Ratings Agency Moody’s has picked Equity Bank as among the few financial institutions that have strong liquidity buffers and adequate liquidity assets which will aid in easing asset quality pressure on the lender amid the pandemic.
Equity Group’s Q1, 2020 financials saw its net earnings drop by 14% to KSh 5.43 Billion driven by an increase in the lender’s provisions for loan losses which shot up sevenfold from KSh 409.9 Million in Q1, 2019 to KSh 3.1 Billion in Q1, 2020.
The bank’s gross earnings in the first quarter of 2020 also fell to KSh 7 Billion from KSh 8.8 Billion over a similar period in 2019. This slide-in performance of Equity Group provides a bird’s eye view of the financial strain lenders are undergoing as customers experience difficulties in meeting the loan repayment obligations.
The unaudited financial statements for the period ended 31st March, 2020 shows that the size of Gross Non-performing loans grew from KSh 29.3 Billion in the first quarter of 2019 to KSh 44.6 Billion in the first three months of 2020.
Fees and Commissions on loans to customers grew marginally from KSh 9.1 Billion to KSh 10.8 Billion. The Group’s balance sheet size increased from KSh 605.7 Billion to KSh 693.2 Billion in Q1, 2020.
Total shareholder wealth grew from KSh 510.2 Billion to KSh 576.8 Billion during the period under review.
Data from Equity Group shows that it now executes 97% of all transactions outside its physical branches. The largest bulk of these transactions( 79%) are done on mobile and internet banking platforms followed by agency banking (11%), Branch (3%), ATMs (3%) and others (4%).

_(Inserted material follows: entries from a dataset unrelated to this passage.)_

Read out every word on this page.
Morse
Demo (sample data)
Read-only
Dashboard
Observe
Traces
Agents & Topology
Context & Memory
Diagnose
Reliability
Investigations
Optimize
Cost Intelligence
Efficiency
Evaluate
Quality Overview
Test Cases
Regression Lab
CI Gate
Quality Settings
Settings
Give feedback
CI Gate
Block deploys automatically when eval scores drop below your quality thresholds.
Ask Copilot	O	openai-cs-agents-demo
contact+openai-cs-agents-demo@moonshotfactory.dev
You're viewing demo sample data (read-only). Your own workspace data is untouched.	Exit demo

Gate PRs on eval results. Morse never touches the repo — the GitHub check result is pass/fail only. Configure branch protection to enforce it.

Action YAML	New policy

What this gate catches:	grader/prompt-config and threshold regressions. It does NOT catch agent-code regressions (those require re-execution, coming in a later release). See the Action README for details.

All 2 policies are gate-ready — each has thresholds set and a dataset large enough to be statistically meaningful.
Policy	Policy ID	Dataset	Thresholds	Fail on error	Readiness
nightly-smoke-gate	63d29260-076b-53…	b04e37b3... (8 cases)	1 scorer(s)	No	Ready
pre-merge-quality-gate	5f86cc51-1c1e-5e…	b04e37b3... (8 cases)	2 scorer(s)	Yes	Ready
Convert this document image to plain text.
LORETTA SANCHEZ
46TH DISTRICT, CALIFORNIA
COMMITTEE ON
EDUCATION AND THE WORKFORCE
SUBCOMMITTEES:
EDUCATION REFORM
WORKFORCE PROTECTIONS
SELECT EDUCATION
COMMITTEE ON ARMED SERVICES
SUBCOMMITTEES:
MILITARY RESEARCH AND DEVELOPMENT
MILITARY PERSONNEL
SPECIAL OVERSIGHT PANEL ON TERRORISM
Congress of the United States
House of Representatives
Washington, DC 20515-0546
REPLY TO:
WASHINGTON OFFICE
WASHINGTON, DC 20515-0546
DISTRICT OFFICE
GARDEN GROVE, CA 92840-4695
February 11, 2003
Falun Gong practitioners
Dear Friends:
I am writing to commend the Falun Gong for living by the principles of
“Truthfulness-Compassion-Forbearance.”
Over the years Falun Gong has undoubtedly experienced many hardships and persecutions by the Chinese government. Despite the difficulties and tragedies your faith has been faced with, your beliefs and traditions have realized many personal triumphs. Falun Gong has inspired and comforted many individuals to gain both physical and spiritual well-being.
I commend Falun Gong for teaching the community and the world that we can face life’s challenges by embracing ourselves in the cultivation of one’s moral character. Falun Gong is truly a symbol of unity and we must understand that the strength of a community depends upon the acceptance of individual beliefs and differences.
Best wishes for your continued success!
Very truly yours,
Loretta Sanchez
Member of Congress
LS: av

In terms of value, branches lead with 47% of the transactions followed by mobile and internet banking (27%), Agency (17%), ATMs (5%) and others(4%). 53% of the Group’s value is still moved outside the brick and mortar branches.
A huge chunk of transactions by customers shifted to non-branch alternatives such as Mobile and Internet banking, Agency Banking and Automated Teller Machines.
The Group, which has subsidiaries in 5 Eastern Africa countries, is exposed to various IT platforms including Eazzy FX, Equity’s new online forex trading platform that began trading in April 2019.
Equity Group has already informed its shareholders of its decision to withhold payment of dividends. It says this is to enable it to build enough capital and liquidity to deal with the unforeseen challenges posed by the COVID-19 pandemic.
Covid Digital Ready Bank
COVID-19 has made it clear how important it is for financial service providers to strengthen their offering through digital platforms given the change in customer behaviours and expectations.
A recent report by PwC looks at the impact of the virus on retail banking environment and notes that when covid19 pandemic hit, everything changed overnight and less than 15% of the world’s banking institutions were digitally prepared.
Thanks to a massive investment in technology even before the pandemic, 97 per cent of all Equity Group’s transactions are now outside the branch.
With many people now doing things online and avoiding cash for both sanitary reasons as well as convenience, the bank has proven through its state-of-the-art technology that your smartphone has essentially become a bank in your hands.
In these times of uncertainty, it is essential that banking customers feel their money is accessible and taken care of. Some may feel the need to change banking relationships if there are not offerings that coincide with current restrictions.